Academic Honesty Online

"How can you be sure your [online] students aren't cheating?" Michelle Everson, Department of Educational Psychology, a current Faculty Fellow, and a regular contributor to ELearn Magazine, responds to this question in "Academic Honesty and the Online Environment.". One option might be to more closely monitor students when they take exams, but Everson decided to formulate a different set of strategies instead. As you'll see when you read the article, Everson prevents cheating by engaging her students in their learning and with the concept of academic honesty. Another article in this issue of ELearn, Dorothy Mikuska's "Promoting Information Processing and Ethical Use of Information for Online Learning," offers similar solutions for preventing plagiarism. Through student-centered learning and active engagement, both Everson and Mikuska support rather than enforce academic honesty.

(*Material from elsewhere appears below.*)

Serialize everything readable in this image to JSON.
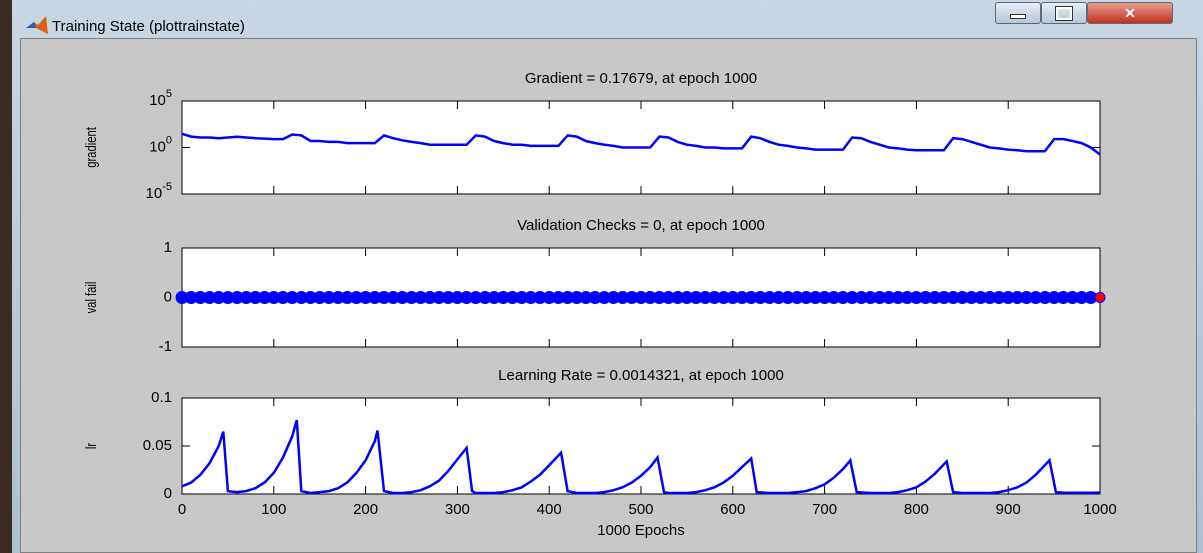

(I learned about this article via the Digital Campus Facebook feed, an excellent source of news on education and technology.)

Educational technology consultant Farhad Anklesaria devised an easy, low cost solution for a faculty member who wanted to set up virtual office hours but also needed to go beyond simple chat or instant messaging. As he explains:

It was important that she be able to hand-draw diagrams and write out equations that the remote student could view as they talked. One low-cost solution (proof-of-concept hack?) involves clipping a webcam to a desk lamp, aimed down on a writing pad. Using Skype, writing or diagrams on the page were adequately viewable. A newer webcam such as the Hue HD (, $40), still inexpensive, should yield better images (and lose the DIY flavor).